Does it happen easily? Can you bisect?

> Crash log:
> --------------
> Writing superblocks and filesystem accounting information: 0/895
> [ 86.131095]
> [ 86.132592] =====================================
> [ 86.137300] WARNING: bad unlock balance detected!
> [ 86.142012] 5.9.13-rc1 #1 Not tainted
> [ 86.145675] -------------------------------------
> [ 86.150384] mkfs.ext4/426 is trying to release lock (rcu_read_lock) at:
> [ 86.157020] [<ffff80001063478c>] blk_queue_exit+0xcc/0x1b0
> [ 86.162511] but there are no more locks to release!

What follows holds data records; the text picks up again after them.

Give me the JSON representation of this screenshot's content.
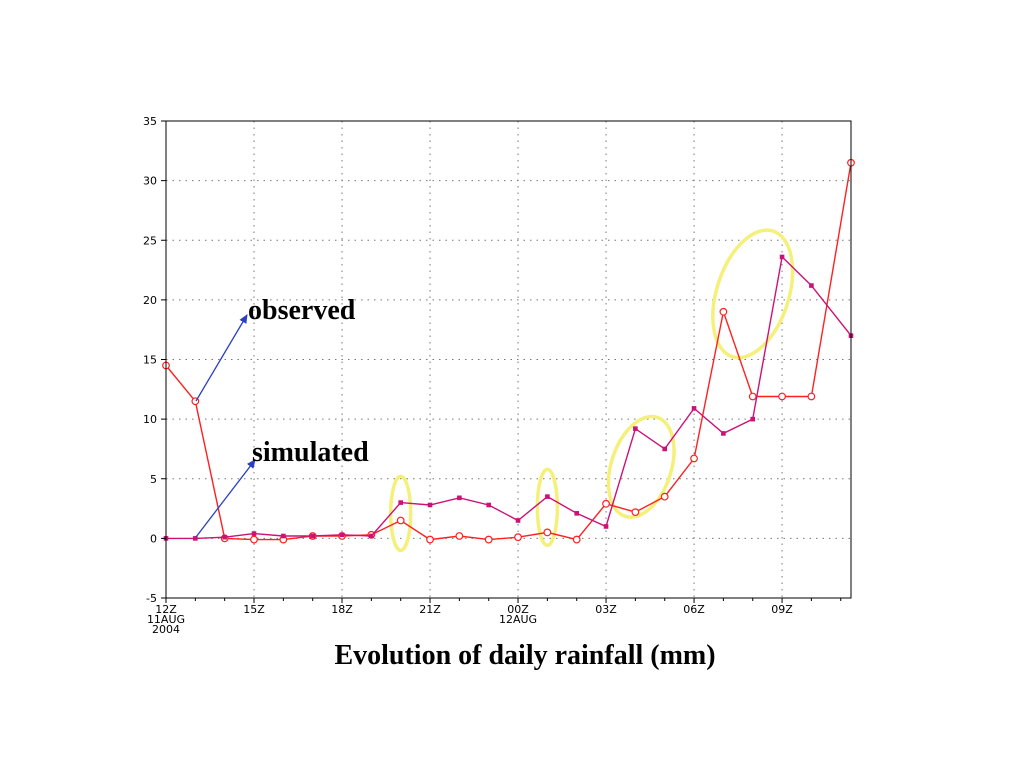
{
  "chart_data": {
    "type": "line",
    "ylim": [
      -5,
      35
    ],
    "y_ticks": [
      -5,
      0,
      5,
      10,
      15,
      20,
      25,
      30,
      35
    ],
    "x_ticks": [
      {
        "x": 0,
        "lines": [
          "12Z",
          "11AUG",
          "2004"
        ]
      },
      {
        "x": 3,
        "lines": [
          "15Z"
        ]
      },
      {
        "x": 6,
        "lines": [
          "18Z"
        ]
      },
      {
        "x": 9,
        "lines": [
          "21Z"
        ]
      },
      {
        "x": 12,
        "lines": [
          "00Z",
          "12AUG"
        ]
      },
      {
        "x": 15,
        "lines": [
          "03Z"
        ]
      },
      {
        "x": 18,
        "lines": [
          "06Z"
        ]
      },
      {
        "x": 21,
        "lines": [
          "09Z"
        ]
      }
    ],
    "xlim": [
      0,
      23.35
    ],
    "grid": true,
    "series": [
      {
        "name": "observed",
        "color": "#ff2020",
        "marker": "open-circle",
        "x": [
          0,
          1,
          2,
          3,
          4,
          5,
          6,
          7,
          8,
          9,
          10,
          11,
          12,
          13,
          14,
          15,
          16,
          17,
          18,
          19,
          20,
          21,
          22,
          23.35
        ],
        "values": [
          14.5,
          11.5,
          0,
          -0.1,
          -0.1,
          0.2,
          0.2,
          0.3,
          1.5,
          -0.1,
          0.2,
          -0.1,
          0.1,
          0.5,
          -0.1,
          2.9,
          2.2,
          3.5,
          6.7,
          19,
          11.9,
          11.9,
          11.9,
          31.5
        ]
      },
      {
        "name": "simulated",
        "color": "#cc1177",
        "marker": "filled-dot",
        "x": [
          0,
          1,
          2,
          3,
          4,
          5,
          6,
          7,
          8,
          9,
          10,
          11,
          12,
          13,
          14,
          15,
          16,
          17,
          18,
          19,
          20,
          21,
          22,
          23.35
        ],
        "values": [
          0,
          0,
          0.1,
          0.4,
          0.2,
          0.2,
          0.3,
          0.2,
          3,
          2.8,
          3.4,
          2.8,
          1.5,
          3.5,
          2.1,
          1,
          9.2,
          7.5,
          10.9,
          8.8,
          10,
          23.6,
          21.2,
          17
        ]
      }
    ],
    "annotations": [
      {
        "text": "observed"
      },
      {
        "text": "simulated"
      }
    ],
    "highlights": [
      {
        "cx": 8,
        "cy": 2.1
      },
      {
        "cx": 13,
        "cy": 2.6
      },
      {
        "cx": 16.2,
        "cy": 6
      },
      {
        "cx": 20.0,
        "cy": 20.5
      }
    ]
  },
  "caption": "Evolution of daily rainfall (mm)",
  "colors": {
    "highlight": "#f5f07a",
    "annotation_arrow": "#2b3fc2",
    "axis": "#000000",
    "grid": "#777777"
  }
}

This really doesn't make much sense. blk_queue_exit() in 5.9.12 does:

percpu_ref_put(&q->q_usage_counter);
(literally, that's the entire function)

percpu_ref_put() does:

rcu_read_lock();

if (__ref_is_percpu(ref, &percpu_count))
this_cpu_sub(*percpu_count, nr);
else if (unlikely(atomic_long_sub_and_test(nr, &ref->count)))
ref->release(ref);

rcu_read_unlock();

Unless ->release() has an unbalanced rcu_read_unlock(), there definitely
is a lock to release! Some archaeology says that ->release is
blk_queue_usage_counter_release(), which calls
wake_up_all(&q->mq_freeze_wq);

which doesn't appear to use RCU at all. So this trace makes no sense,
and all I can do is ask you to bisect it.